Along with sleep and spontaneous waking EEG measures of homeostatic processes (3, 62, 63), waking AEP techniques have been shown to predict response to therapeutic sleep deprivation (64, 65), and, particularly when measuring the loudness-dependence of the AEP (LDAEP), response to pharmacotherapy (66–68). Given the robust findings of research using LDAEP measures, in combination with the results of the present study, it would be intriguing to examine whether overnight changes in the LDAEP could further reveal MDD subgroups of diagnostic or prognostic value.
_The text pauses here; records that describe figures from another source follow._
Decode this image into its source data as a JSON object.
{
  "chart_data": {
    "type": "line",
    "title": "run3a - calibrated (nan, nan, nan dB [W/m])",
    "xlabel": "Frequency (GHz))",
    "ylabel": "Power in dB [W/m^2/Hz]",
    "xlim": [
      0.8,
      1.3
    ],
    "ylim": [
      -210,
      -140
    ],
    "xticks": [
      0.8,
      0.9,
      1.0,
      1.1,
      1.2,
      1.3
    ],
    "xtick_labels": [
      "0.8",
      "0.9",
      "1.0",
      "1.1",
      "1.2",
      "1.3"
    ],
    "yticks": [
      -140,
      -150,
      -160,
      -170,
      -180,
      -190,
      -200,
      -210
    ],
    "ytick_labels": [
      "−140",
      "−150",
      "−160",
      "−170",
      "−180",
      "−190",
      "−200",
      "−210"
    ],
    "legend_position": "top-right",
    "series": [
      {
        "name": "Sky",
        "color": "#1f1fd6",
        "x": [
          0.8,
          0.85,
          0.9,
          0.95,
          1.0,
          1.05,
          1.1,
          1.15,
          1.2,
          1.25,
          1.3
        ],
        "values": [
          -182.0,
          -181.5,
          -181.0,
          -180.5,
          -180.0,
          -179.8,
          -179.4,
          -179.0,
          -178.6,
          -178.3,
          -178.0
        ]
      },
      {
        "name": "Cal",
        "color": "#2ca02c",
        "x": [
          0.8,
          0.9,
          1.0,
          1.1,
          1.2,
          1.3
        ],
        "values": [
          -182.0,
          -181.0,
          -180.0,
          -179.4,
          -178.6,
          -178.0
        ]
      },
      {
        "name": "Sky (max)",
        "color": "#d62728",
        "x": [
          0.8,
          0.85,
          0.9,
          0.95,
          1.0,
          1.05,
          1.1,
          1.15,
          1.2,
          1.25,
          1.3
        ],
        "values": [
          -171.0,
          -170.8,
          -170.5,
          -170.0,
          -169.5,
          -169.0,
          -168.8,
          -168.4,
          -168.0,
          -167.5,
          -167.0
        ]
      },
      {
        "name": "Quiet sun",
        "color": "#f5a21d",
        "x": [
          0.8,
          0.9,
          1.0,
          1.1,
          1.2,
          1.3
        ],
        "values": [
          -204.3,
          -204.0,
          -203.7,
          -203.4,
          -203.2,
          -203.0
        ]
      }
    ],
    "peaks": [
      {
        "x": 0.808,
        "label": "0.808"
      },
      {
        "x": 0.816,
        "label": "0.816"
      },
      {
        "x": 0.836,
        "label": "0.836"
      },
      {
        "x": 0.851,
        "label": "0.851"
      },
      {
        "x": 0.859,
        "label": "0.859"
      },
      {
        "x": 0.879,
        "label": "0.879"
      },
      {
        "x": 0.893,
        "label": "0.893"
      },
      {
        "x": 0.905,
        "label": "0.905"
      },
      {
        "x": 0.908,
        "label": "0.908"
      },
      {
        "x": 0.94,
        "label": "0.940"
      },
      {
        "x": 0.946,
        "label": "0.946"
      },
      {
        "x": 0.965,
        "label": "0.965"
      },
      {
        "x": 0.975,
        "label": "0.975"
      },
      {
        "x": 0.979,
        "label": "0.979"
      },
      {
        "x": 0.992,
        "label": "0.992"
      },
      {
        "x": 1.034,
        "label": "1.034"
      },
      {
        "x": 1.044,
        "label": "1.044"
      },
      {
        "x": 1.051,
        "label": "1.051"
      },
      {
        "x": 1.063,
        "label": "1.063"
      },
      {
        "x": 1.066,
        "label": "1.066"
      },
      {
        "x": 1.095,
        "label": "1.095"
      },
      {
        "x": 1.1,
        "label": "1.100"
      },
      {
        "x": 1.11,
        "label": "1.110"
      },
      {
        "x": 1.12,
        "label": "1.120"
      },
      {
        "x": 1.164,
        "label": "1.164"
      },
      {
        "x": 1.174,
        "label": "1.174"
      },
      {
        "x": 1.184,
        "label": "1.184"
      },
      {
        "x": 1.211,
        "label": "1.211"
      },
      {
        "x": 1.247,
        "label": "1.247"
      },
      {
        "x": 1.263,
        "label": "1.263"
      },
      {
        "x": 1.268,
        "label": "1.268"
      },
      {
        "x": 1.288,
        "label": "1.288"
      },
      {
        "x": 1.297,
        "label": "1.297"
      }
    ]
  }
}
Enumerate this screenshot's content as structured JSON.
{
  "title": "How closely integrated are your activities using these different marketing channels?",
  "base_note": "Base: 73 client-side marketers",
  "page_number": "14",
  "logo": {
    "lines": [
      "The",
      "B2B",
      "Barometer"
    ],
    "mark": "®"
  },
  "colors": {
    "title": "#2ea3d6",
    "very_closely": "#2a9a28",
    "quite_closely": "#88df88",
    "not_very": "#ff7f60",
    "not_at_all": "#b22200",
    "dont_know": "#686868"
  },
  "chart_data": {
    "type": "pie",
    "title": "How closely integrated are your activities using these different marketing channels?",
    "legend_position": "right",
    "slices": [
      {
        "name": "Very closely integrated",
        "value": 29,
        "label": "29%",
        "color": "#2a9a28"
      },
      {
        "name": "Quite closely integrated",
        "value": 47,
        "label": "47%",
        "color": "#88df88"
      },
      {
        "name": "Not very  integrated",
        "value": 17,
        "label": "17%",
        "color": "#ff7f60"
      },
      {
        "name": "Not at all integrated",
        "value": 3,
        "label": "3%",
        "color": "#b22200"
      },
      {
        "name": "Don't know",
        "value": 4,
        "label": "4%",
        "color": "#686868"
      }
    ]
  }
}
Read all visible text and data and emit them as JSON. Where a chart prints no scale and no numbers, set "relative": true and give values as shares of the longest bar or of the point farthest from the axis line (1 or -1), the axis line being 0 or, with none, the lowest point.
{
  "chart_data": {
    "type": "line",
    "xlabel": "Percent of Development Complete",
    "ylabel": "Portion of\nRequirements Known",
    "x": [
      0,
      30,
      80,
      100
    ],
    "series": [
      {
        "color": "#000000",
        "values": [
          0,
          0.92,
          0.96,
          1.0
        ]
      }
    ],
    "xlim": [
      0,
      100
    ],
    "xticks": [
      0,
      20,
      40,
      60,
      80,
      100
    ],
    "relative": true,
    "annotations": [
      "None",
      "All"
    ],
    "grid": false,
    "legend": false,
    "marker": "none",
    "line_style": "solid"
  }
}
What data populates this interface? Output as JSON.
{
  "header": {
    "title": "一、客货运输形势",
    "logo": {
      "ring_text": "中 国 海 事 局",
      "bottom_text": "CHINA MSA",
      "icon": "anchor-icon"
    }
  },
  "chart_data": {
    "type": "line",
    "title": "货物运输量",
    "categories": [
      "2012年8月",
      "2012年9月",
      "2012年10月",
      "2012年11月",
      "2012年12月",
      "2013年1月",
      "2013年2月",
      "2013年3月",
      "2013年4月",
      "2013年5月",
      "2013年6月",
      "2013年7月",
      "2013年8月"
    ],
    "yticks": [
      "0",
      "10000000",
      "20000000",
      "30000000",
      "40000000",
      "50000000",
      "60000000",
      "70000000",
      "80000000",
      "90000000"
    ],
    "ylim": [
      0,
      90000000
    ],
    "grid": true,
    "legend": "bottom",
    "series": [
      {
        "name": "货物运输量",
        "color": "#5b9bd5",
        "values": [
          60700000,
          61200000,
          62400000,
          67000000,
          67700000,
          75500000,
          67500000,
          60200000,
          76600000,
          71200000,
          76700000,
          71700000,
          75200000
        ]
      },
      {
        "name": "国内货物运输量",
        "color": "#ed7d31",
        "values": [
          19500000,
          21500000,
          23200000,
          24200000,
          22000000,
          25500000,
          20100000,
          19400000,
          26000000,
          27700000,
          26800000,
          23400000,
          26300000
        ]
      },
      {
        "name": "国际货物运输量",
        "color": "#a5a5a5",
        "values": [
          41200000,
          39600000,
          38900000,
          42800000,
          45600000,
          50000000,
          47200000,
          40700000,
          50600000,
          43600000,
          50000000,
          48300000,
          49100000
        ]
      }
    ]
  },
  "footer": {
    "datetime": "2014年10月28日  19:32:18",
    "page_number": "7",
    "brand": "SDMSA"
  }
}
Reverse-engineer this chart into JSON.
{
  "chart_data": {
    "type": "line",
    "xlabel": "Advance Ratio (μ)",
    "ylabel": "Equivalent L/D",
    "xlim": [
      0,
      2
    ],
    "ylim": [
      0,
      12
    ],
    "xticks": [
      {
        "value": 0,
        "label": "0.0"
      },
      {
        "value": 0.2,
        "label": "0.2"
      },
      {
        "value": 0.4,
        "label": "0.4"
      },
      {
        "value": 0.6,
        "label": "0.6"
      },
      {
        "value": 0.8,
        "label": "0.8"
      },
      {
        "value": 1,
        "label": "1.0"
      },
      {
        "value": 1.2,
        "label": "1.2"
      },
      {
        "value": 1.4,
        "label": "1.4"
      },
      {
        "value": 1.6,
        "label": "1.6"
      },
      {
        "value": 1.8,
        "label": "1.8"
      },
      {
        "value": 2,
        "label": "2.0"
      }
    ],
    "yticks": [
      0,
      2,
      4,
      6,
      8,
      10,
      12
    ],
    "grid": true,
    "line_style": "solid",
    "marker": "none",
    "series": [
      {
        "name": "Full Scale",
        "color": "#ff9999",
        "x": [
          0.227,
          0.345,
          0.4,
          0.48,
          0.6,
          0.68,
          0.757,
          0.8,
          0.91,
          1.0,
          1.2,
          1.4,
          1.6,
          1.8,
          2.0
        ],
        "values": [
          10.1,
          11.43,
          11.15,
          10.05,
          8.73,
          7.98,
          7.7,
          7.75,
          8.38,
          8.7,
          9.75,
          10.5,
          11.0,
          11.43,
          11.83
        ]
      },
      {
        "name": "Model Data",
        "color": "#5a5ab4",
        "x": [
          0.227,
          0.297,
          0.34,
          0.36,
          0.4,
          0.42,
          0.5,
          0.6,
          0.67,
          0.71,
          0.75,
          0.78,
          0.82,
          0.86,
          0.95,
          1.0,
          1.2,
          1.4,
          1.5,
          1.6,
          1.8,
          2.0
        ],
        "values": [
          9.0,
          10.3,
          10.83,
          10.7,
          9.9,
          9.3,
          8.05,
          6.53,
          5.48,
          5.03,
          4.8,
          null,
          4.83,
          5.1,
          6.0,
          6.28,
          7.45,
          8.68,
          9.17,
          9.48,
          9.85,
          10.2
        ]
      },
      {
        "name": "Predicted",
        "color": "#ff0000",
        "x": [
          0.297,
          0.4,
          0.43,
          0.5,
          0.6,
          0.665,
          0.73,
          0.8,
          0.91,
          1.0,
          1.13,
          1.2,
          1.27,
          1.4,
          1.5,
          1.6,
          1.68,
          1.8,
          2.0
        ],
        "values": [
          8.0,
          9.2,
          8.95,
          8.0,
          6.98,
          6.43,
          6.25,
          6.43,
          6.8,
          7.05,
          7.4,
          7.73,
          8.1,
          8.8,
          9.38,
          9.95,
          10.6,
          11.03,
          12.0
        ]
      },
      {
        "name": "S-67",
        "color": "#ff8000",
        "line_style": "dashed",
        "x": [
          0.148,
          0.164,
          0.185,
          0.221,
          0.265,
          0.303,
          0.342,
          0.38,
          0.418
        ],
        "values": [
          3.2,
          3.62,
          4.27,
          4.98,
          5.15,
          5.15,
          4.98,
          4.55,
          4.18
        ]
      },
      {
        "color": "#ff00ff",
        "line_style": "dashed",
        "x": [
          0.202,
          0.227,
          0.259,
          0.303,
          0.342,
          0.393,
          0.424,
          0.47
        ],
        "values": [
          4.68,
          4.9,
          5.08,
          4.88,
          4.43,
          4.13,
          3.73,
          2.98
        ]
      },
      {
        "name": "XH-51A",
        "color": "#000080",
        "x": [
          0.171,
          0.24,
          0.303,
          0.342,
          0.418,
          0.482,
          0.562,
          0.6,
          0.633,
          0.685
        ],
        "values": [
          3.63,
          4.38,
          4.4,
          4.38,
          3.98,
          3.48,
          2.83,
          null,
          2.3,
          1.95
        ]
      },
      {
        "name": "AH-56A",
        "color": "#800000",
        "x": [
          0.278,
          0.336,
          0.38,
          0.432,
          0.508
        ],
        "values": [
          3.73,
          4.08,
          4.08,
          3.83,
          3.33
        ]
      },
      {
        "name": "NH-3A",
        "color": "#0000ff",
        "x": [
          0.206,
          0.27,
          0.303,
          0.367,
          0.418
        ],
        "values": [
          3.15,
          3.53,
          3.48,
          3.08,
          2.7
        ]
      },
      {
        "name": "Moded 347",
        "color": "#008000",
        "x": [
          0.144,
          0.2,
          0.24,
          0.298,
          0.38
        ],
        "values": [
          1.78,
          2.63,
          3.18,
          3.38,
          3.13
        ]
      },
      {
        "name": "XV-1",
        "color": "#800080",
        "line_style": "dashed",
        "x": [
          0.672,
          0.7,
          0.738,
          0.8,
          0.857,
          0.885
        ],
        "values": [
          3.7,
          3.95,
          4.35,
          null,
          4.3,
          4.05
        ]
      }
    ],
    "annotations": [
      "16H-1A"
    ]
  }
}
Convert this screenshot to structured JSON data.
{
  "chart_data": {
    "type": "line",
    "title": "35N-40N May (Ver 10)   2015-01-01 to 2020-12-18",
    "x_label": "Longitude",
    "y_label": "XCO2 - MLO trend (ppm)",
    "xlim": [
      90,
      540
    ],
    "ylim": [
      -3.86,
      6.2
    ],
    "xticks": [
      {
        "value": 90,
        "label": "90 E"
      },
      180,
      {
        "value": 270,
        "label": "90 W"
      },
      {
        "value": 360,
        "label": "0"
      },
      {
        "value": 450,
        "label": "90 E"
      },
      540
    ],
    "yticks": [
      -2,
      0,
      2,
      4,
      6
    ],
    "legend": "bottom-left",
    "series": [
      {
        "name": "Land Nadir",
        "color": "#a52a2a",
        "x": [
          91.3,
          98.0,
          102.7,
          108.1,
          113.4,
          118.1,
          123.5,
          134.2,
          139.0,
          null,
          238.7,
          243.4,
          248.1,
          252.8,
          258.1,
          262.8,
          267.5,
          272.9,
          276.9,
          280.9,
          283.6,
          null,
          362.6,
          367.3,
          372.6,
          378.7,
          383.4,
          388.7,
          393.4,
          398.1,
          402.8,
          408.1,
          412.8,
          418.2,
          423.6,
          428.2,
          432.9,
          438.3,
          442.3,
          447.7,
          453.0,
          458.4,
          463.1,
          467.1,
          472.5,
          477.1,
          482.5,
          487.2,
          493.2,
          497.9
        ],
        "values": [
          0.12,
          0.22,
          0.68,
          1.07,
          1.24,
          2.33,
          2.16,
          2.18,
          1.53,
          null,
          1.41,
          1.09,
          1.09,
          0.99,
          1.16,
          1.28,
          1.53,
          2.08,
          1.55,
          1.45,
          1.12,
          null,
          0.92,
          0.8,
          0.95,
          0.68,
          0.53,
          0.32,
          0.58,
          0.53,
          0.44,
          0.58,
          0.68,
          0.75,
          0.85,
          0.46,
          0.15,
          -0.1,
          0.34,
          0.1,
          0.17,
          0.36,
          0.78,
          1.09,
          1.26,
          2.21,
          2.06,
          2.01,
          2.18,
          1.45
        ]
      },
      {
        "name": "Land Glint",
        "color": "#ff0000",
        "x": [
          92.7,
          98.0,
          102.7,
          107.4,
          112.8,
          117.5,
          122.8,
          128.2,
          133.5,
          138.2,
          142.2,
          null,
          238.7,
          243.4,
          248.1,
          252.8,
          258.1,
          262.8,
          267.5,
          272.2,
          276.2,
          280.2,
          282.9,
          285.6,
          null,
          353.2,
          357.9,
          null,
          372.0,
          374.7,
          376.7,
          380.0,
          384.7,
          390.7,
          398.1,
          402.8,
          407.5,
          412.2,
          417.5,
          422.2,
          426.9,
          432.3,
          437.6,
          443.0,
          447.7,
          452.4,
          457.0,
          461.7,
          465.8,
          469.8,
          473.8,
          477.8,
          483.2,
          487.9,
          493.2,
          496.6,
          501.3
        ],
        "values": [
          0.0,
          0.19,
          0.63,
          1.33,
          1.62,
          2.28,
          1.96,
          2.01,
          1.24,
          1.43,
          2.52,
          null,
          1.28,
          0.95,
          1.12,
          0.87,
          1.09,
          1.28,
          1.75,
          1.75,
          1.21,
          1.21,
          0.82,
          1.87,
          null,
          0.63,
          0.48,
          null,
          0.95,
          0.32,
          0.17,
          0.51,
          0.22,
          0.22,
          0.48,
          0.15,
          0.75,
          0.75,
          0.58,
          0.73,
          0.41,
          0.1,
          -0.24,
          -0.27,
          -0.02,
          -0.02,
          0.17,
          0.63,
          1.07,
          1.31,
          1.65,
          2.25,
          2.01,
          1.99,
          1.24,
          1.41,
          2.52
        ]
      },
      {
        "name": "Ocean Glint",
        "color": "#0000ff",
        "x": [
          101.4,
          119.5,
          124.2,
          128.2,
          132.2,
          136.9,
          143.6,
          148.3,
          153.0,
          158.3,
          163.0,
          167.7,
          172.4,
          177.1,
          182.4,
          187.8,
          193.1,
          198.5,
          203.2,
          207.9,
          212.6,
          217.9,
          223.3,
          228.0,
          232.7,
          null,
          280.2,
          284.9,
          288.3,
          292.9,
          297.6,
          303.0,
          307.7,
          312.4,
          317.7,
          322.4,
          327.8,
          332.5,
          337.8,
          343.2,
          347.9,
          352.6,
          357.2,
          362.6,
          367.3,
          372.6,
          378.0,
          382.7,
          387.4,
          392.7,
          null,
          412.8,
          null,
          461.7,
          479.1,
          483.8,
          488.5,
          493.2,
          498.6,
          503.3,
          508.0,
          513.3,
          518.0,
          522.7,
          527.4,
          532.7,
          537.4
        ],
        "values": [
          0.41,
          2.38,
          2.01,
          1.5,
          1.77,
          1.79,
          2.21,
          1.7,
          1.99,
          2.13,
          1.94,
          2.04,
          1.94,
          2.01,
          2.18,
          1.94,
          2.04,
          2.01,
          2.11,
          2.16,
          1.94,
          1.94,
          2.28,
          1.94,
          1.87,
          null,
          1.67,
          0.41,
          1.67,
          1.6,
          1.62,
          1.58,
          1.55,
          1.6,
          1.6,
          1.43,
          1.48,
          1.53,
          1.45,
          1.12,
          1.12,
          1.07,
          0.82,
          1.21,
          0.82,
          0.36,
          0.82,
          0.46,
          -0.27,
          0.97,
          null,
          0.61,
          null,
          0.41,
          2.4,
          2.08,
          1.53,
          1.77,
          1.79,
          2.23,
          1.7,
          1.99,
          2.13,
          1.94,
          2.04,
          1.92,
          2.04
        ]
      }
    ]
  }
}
This research was funded by the National Institute of Mental Health (5P20MH077967 to GT and RB, and F30MH082601 to EL). The authors would like to thank the polysomnographic technologists from Wisconsin Sleep for working with participants overnight and scoring the sleep recordings, Meredith Rumble, PhD and Elizabeth Frei, PhD for conducting the SCIDs, the undergraduate research assistants for their help collecting the data, Tim Wanger for his assistance in processing the hdEEG sleep data, Jennifer Noe and Kate Sprecher for their logistical contributions, and Brady Riedner, PhD for his helpful feedback in conducting additional analyses and manuscript revisions.
Declaration of Interest
Dr. Plante reports having owned stock in Pfizer, and having received honoraria from Oakstone Medical Publishing and royalties from Cambridge University Press. Dr. Tononi has consulted for Sanofi-Aventis and Takeda, and he is currently the David P. White Chair in Sleep Medicine at the University of Wisconsin – Madison, endowed by Phillips Respironics. Dr. Tononi has also received unrelated research support from Phillips Respironics. Dr. Benca has consulted for Merck and Sanofi-Aventis. The other authors have indicated no financial conflicts of interest.